U.S. telecom company AT&T (T 0.18%) might be the latest example of a stock that seems like it can't go much lower -- shares of the company trade for roughly $14 each, their lowest price since the mid-1990s.

But there must be a bottom. After all, AT&T is the leading wireless carrier in the United States, and the company is doing some positive things in its core wireless business.

Let's do the dirty work and crunch the numbers to determine whether this stock is finally ripe for investors or if it's nothing but a falling knife.

Are AT&T shares as cheap as they look?

Share prices are the signal investors instinctively look to when determining whether a stock is cheap; it's what you see when you fire up your trading app or turn on the financial news. But share prices are only what the market wants to pay for that stock at that moment, and they don't necessarily reflect the actual value of the stock.

Determining the actual value is more difficult, especially because AT&T's numbers tell an odd story. The stock trades at a tremendous discount to the broader stock market. While the average S&P 500 stock trades at a price-to-earnings ratio (P/E) of around 21, AT&T's P/E is just 6. And the market historically averages roughly 10% annual growth over the long term, while analysts expect AT&T to grow earnings by just 3.3% annually over the coming years.

A stock should probably trade at a lower valuation if it's not growing as fast as the broader market. This shows up in the stock's price/earnings-to-growth, or PEG, ratio. At a ratio of 1.7, AT&T's valuation isn't expensive, but it's not a bargain either. Indeed, it's not the jaw-dropping deal a multi-decade-low share price would have you believe it would be, especially when you factor in AT&T's poor growth.

Investor sentiment could stay negative for a while

AT&T's slow growth isn't the only problem plaguing the company. Its balance sheet continues to shoulder a heavy debt load related, in part, to borrowing that funded massive entertainment acquisitions during the 2010s. These assets have since been sold off, but their debt burden remains and continues to cost AT&T billions in annual interest expenses. Interest takes away from bottom-line profits, so one could say that debt is smothering the company's profits.

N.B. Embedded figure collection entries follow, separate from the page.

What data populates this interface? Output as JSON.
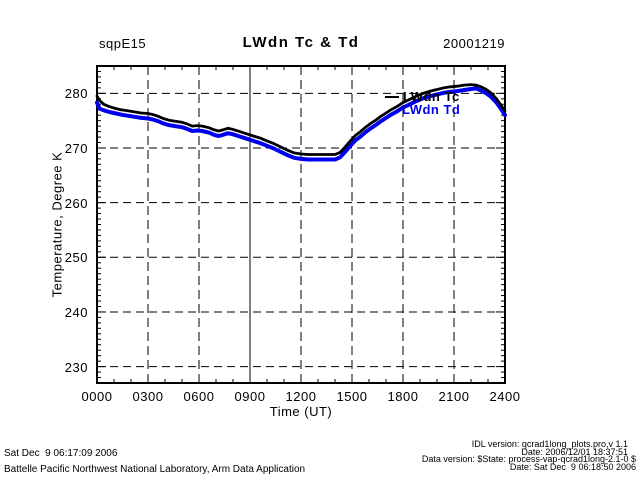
{
  "header": {
    "site": "sqpE15",
    "title": "LWdn Tc & Td",
    "date": "20001219"
  },
  "footer": {
    "left_line1": "Sat Dec  9 06:17:09 2006",
    "left_line2": "Battelle Pacific Northwest National Laboratory, Arm Data Application",
    "right": [
      "IDL version: qcrad1long_plots.pro,v 1.1",
      "Date: 2006/12/01 18:37:51",
      "Data version: $State: process-vap-qcrad1long-2.1-0 $",
      "Date: Sat Dec  9 06:18:50 2006"
    ]
  },
  "colors": {
    "tc": "#000000",
    "td": "#0000EE",
    "grid": "#000000",
    "background": "#ffffff"
  },
  "chart_data": {
    "type": "line",
    "title": "LWdn Tc & Td",
    "site": "sqpE15",
    "date": "20001219",
    "xlabel": "Time (UT)",
    "ylabel": "Temperature, Degree K",
    "xlim": [
      0,
      24
    ],
    "ylim": [
      227,
      285
    ],
    "x_ticks_hours": [
      0,
      3,
      6,
      9,
      12,
      15,
      18,
      21,
      24
    ],
    "x_tick_labels": [
      "0000",
      "0300",
      "0600",
      "0900",
      "1200",
      "1500",
      "1800",
      "2100",
      "2400"
    ],
    "y_ticks": [
      230,
      240,
      250,
      260,
      270,
      280
    ],
    "grid": "dashed",
    "solid_gridline_hour": 9,
    "legend_position": "upper-right-inside",
    "series": [
      {
        "name": "LWdn Tc",
        "color": "#000000",
        "units": "Degree K",
        "points": [
          [
            0,
            279.5
          ],
          [
            0.15,
            278.7
          ],
          [
            0.4,
            278.0
          ],
          [
            0.7,
            277.6
          ],
          [
            1.0,
            277.3
          ],
          [
            1.4,
            277.0
          ],
          [
            1.8,
            276.8
          ],
          [
            2.2,
            276.6
          ],
          [
            2.6,
            276.4
          ],
          [
            3.0,
            276.3
          ],
          [
            3.3,
            276.1
          ],
          [
            3.6,
            275.8
          ],
          [
            3.9,
            275.4
          ],
          [
            4.2,
            275.1
          ],
          [
            4.6,
            274.9
          ],
          [
            5.0,
            274.7
          ],
          [
            5.3,
            274.4
          ],
          [
            5.6,
            274.0
          ],
          [
            5.9,
            274.1
          ],
          [
            6.2,
            274.0
          ],
          [
            6.6,
            273.7
          ],
          [
            6.9,
            273.3
          ],
          [
            7.15,
            273.1
          ],
          [
            7.4,
            273.3
          ],
          [
            7.7,
            273.6
          ],
          [
            8.0,
            273.4
          ],
          [
            8.4,
            273.0
          ],
          [
            8.8,
            272.6
          ],
          [
            9.2,
            272.2
          ],
          [
            9.6,
            271.8
          ],
          [
            10.0,
            271.3
          ],
          [
            10.4,
            270.8
          ],
          [
            10.8,
            270.2
          ],
          [
            11.2,
            269.6
          ],
          [
            11.6,
            269.1
          ],
          [
            12.0,
            268.9
          ],
          [
            12.4,
            268.8
          ],
          [
            12.8,
            268.8
          ],
          [
            13.2,
            268.8
          ],
          [
            13.6,
            268.8
          ],
          [
            14.0,
            268.8
          ],
          [
            14.3,
            269.2
          ],
          [
            14.6,
            270.2
          ],
          [
            14.9,
            271.3
          ],
          [
            15.2,
            272.3
          ],
          [
            15.5,
            273.0
          ],
          [
            15.8,
            273.8
          ],
          [
            16.1,
            274.5
          ],
          [
            16.4,
            275.1
          ],
          [
            16.7,
            275.8
          ],
          [
            17.0,
            276.4
          ],
          [
            17.3,
            277.0
          ],
          [
            17.6,
            277.5
          ],
          [
            18.0,
            278.3
          ],
          [
            18.4,
            278.9
          ],
          [
            18.8,
            279.5
          ],
          [
            19.2,
            280.0
          ],
          [
            19.6,
            280.4
          ],
          [
            20.0,
            280.7
          ],
          [
            20.4,
            281.0
          ],
          [
            20.8,
            281.2
          ],
          [
            21.2,
            281.3
          ],
          [
            21.6,
            281.5
          ],
          [
            22.0,
            281.6
          ],
          [
            22.3,
            281.5
          ],
          [
            22.6,
            281.2
          ],
          [
            22.9,
            280.7
          ],
          [
            23.2,
            280.0
          ],
          [
            23.5,
            279.0
          ],
          [
            23.75,
            277.9
          ],
          [
            24,
            276.8
          ]
        ]
      },
      {
        "name": "LWdn Td",
        "color": "#0000EE",
        "units": "Degree K",
        "points": [
          [
            0,
            278.3
          ],
          [
            0.15,
            277.2
          ],
          [
            0.4,
            276.9
          ],
          [
            0.7,
            276.6
          ],
          [
            1.0,
            276.4
          ],
          [
            1.4,
            276.1
          ],
          [
            1.8,
            275.9
          ],
          [
            2.2,
            275.7
          ],
          [
            2.6,
            275.5
          ],
          [
            3.0,
            275.4
          ],
          [
            3.3,
            275.2
          ],
          [
            3.6,
            274.9
          ],
          [
            3.9,
            274.5
          ],
          [
            4.2,
            274.2
          ],
          [
            4.6,
            274.0
          ],
          [
            5.0,
            273.8
          ],
          [
            5.3,
            273.5
          ],
          [
            5.6,
            273.1
          ],
          [
            5.9,
            273.2
          ],
          [
            6.2,
            273.1
          ],
          [
            6.6,
            272.8
          ],
          [
            6.9,
            272.4
          ],
          [
            7.15,
            272.2
          ],
          [
            7.4,
            272.4
          ],
          [
            7.7,
            272.7
          ],
          [
            8.0,
            272.5
          ],
          [
            8.4,
            272.1
          ],
          [
            8.8,
            271.7
          ],
          [
            9.2,
            271.3
          ],
          [
            9.6,
            270.9
          ],
          [
            10.0,
            270.4
          ],
          [
            10.4,
            269.9
          ],
          [
            10.8,
            269.3
          ],
          [
            11.2,
            268.7
          ],
          [
            11.6,
            268.2
          ],
          [
            12.0,
            268.0
          ],
          [
            12.4,
            267.9
          ],
          [
            12.8,
            267.9
          ],
          [
            13.2,
            267.9
          ],
          [
            13.6,
            267.9
          ],
          [
            14.0,
            267.9
          ],
          [
            14.3,
            268.3
          ],
          [
            14.6,
            269.3
          ],
          [
            14.9,
            270.4
          ],
          [
            15.2,
            271.4
          ],
          [
            15.5,
            272.1
          ],
          [
            15.8,
            272.9
          ],
          [
            16.1,
            273.6
          ],
          [
            16.4,
            274.2
          ],
          [
            16.7,
            274.9
          ],
          [
            17.0,
            275.5
          ],
          [
            17.3,
            276.1
          ],
          [
            17.6,
            276.6
          ],
          [
            18.0,
            277.4
          ],
          [
            18.4,
            278.0
          ],
          [
            18.8,
            278.6
          ],
          [
            19.2,
            279.1
          ],
          [
            19.6,
            279.5
          ],
          [
            20.0,
            279.8
          ],
          [
            20.4,
            280.1
          ],
          [
            20.8,
            280.3
          ],
          [
            21.2,
            280.4
          ],
          [
            21.6,
            280.6
          ],
          [
            22.0,
            280.8
          ],
          [
            22.3,
            280.9
          ],
          [
            22.6,
            280.5
          ],
          [
            22.9,
            280.0
          ],
          [
            23.2,
            279.3
          ],
          [
            23.5,
            278.3
          ],
          [
            23.75,
            277.2
          ],
          [
            24,
            276.0
          ]
        ]
      }
    ]
  }
}
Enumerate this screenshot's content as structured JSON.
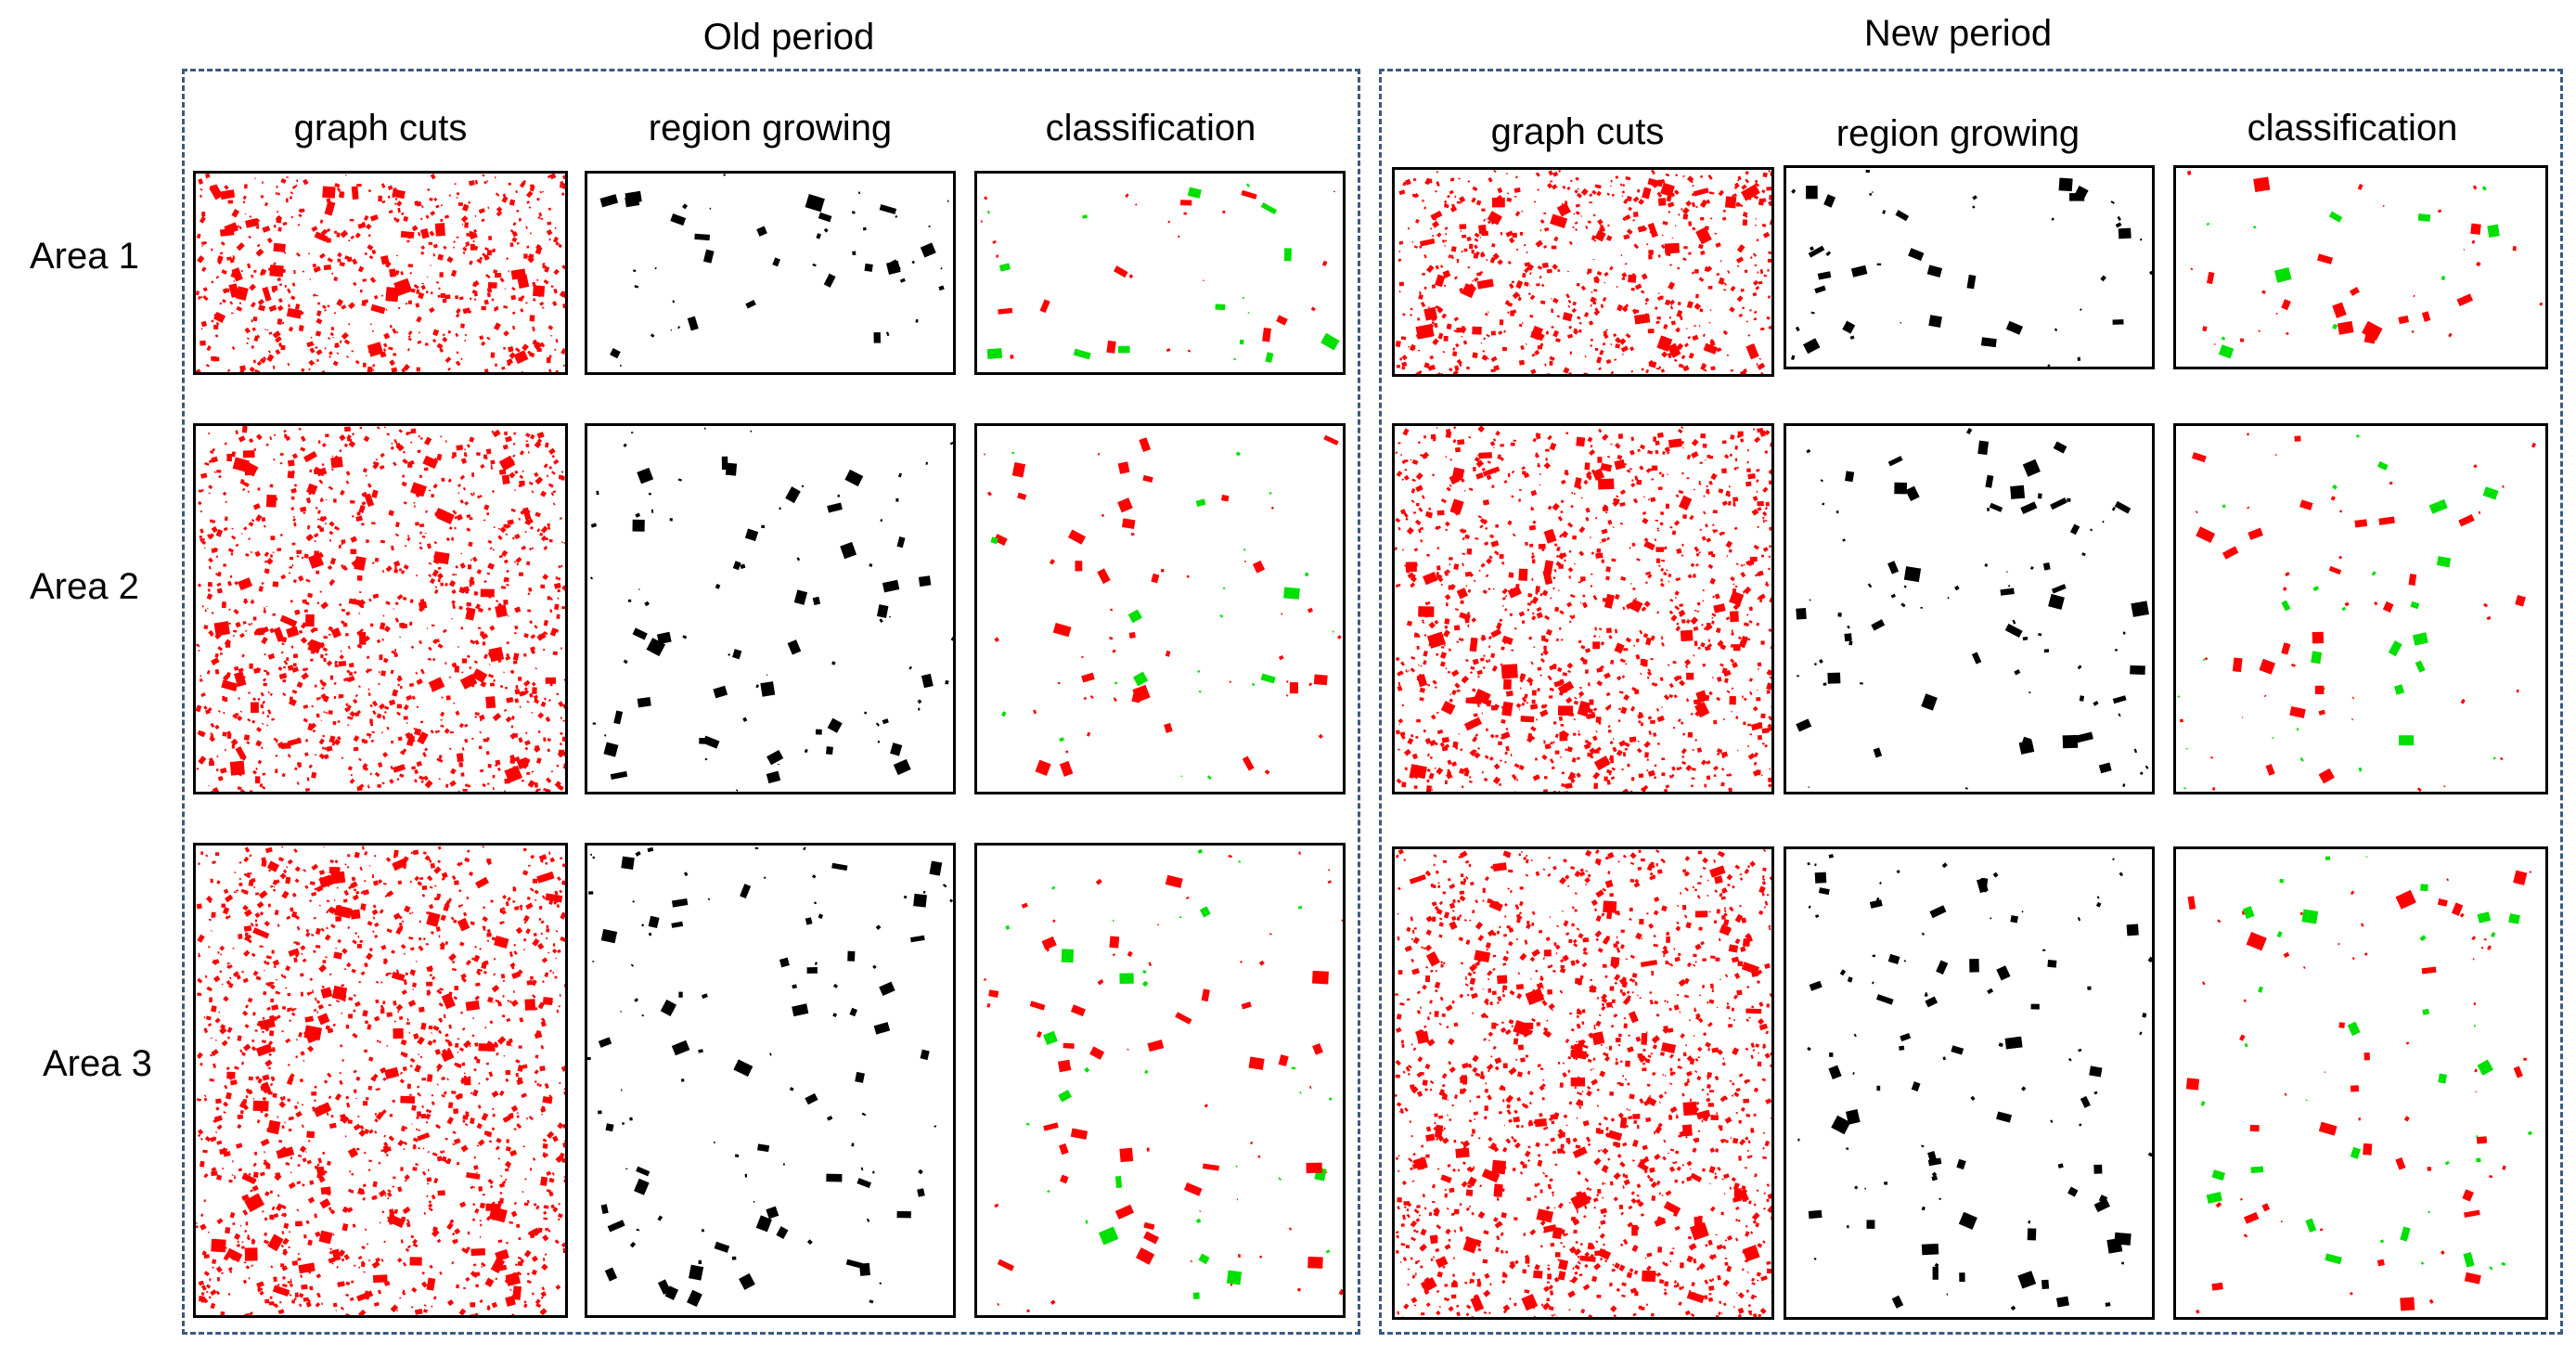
{
  "periods": [
    {
      "title": "Old period",
      "columns": [
        "graph cuts",
        "region growing",
        "classification"
      ]
    },
    {
      "title": "New period",
      "columns": [
        "graph cuts",
        "region growing",
        "classification"
      ]
    }
  ],
  "rows": [
    "Area 1",
    "Area 2",
    "Area 3"
  ],
  "colors": {
    "graph_cuts": "#ff0000",
    "region_growing": "#000000",
    "classification_main": "#ff0000",
    "classification_alt": "#00e000",
    "frame_dash": "#3b5a80"
  }
}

T Total Long Term Debt (Quarterly) Chart

T Total Long Term Debt (Quarterly) data by YCharts

Additionally, rumblings have emerged over lead-coated cables that remain buried in the environment, and the potential harm they could cause. The U.S. Department of Justice and Environmental Protection Agency are reportedly monitoring the situation after a report by The Wall Street Journal drew attention to the issue in early July. According to court documents, AT&T could have 200,000 miles of lead cables in its network. While it's far too soon to assess how big of a liability this might be for AT&T and other telecom companies, there is a non-zero chance that this will turn into an expense for the company, either through potential fines or eventual litigation.

Is AT&T stock a buy?

A low valuation by itself doesn't justify buying a stock. There must be some fundamentals to support purchasing the stock, some meat on the bones -- otherwise, you'll probably learn that some stocks are cheap for a reason. So which category does AT&T fit into? 

Looking back at AT&T's price over the past decade, it seems that the company's heavy debt load has weighed on its standing with Wall Street. Unfortunately, that hasn't changed enough yet to get too excited. Additionally, there is now a risk of litigation associated with the stock. Litigation can have many outcomes, but it's typically not good. It just adds more uncertainty to the equation.

Sure, AT&T famously pays a hefty dividend that yields nearly 8% today. That and even modest growth could deliver potential double-digit investment returns, something I've pointed out in the past. However, the litigation concerns could leave one wanting more upside out of a potential investment, and the company doesn't seem ready to deliver it.